L’express s’est rendu à la pâtisserie Nasrulla à Vallée-Pitôt pour suivre les étapes de fabrication du «naan»

Qui dit Ramadan, dit aussi rassemblements familiaux autour de mets traditionnels. Parmi, on retrouve le «naan» qui est confectionné uniquement pendant durant ce carême. L’express s’est rendu à la pâtisserie Nasrulla à Vallée-Pitôt où durant ce mois sacré pour les musulmans, ses propriétaires mettent de côté autres pâtisseries pour se consacrer à la cuisson du «naan.»

14h30, mercredi. Nous sommes à l’heure. Mais la préparation de «naan» a déjà démarré. «Désolé, nous avons dû commencer avant votre arrivée car nous avons eu des commandes», nous dit Nourman Goolamrassool, copropriétaire de la pâtisserie. Nous avons raté le début de la préparation, mais tant pis. Nous comprenons d’autant plus que nous avons appris qu’il y aura une longue file de clients vers les 16 heures.

 
 

Une chaleur de plomb émane du four en brique chauffé au feu de bois. C’est la deuxième fois de la journée que Nourman Goolamrassool et ses quatre employés s’attèlent à la cuisson du «naan». Chacun a une tâche spécifique. Et tout doit se faire avec rapidité. Plus tôt dans la journée, une première partie de ce «pain spécial» a été fabriqué. Après quoi, le personnel s’est accordé une petite pause.
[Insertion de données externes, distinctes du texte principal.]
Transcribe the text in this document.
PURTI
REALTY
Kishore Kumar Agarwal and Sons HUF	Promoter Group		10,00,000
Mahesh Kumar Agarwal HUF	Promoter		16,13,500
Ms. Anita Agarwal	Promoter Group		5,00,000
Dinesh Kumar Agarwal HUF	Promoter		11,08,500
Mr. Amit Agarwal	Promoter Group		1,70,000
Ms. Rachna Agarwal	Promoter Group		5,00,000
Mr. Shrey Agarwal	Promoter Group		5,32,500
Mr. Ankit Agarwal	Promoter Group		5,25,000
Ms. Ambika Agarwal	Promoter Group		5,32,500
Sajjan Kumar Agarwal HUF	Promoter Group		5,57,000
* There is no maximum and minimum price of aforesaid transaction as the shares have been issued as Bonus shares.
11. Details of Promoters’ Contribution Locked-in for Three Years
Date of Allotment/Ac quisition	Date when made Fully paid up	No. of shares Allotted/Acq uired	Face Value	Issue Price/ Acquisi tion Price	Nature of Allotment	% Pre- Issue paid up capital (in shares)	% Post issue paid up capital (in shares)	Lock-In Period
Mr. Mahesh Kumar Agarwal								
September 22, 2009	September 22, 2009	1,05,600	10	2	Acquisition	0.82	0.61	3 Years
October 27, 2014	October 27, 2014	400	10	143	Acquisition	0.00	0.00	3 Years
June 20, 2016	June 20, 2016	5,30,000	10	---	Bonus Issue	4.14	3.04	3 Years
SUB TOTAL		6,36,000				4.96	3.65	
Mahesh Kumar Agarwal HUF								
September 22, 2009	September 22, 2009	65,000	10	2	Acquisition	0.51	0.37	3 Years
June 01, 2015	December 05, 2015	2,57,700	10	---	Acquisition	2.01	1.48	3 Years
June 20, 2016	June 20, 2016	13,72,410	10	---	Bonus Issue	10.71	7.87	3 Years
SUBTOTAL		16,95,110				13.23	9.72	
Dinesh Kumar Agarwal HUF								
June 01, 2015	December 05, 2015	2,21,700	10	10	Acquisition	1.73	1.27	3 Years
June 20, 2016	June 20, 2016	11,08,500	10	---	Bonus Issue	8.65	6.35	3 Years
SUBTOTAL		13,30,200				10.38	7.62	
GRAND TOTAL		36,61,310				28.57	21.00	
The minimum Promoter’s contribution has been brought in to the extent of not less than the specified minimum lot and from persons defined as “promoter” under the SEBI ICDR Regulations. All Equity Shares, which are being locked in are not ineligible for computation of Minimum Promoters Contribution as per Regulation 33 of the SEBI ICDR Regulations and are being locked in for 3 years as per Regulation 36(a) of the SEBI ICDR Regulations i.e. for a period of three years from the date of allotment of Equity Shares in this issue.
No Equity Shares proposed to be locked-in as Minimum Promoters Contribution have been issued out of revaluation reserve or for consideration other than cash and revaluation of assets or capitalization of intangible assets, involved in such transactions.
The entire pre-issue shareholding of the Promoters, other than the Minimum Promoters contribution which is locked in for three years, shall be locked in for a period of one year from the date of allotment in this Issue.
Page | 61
Ainsi, au moment où nous sommes arrivés dans la «cuisine», un employé fait le transfert de la farine pétrie sur une table. Un deuxième employé s’attèle à installer la pâte avant qu’elle ne soit placée au four par un autre membre du personnel. Au bout de 10 minutes, ce dernier se chargera aussi de retirer les «naans» presque cuits afin qu’un quatrième employé les renversent pour les renvoyer dans le four pour moins d’une minute.

De nouveau retirés du four, Les «naans» sont dorés au ‘mantègue’ avant d’être recouverts rapidement d’une toile épaisse. «Il faut que les naans restent au chaud», explique Nourman Goolamrassool.

Si les «naans» nature et ceux au fromage sont cuits dans le four à brique, Nasrulla Goolamrassool, lui, s’attèle à la confection du «naan» au poulet dans un autre four électrique.

Cela fait plus de 20 ans que ces frères ont pris la relève de cette tradition instaurée par leur père Muslim. Et ils ne comptent pas s’arrêter en si bon chemin…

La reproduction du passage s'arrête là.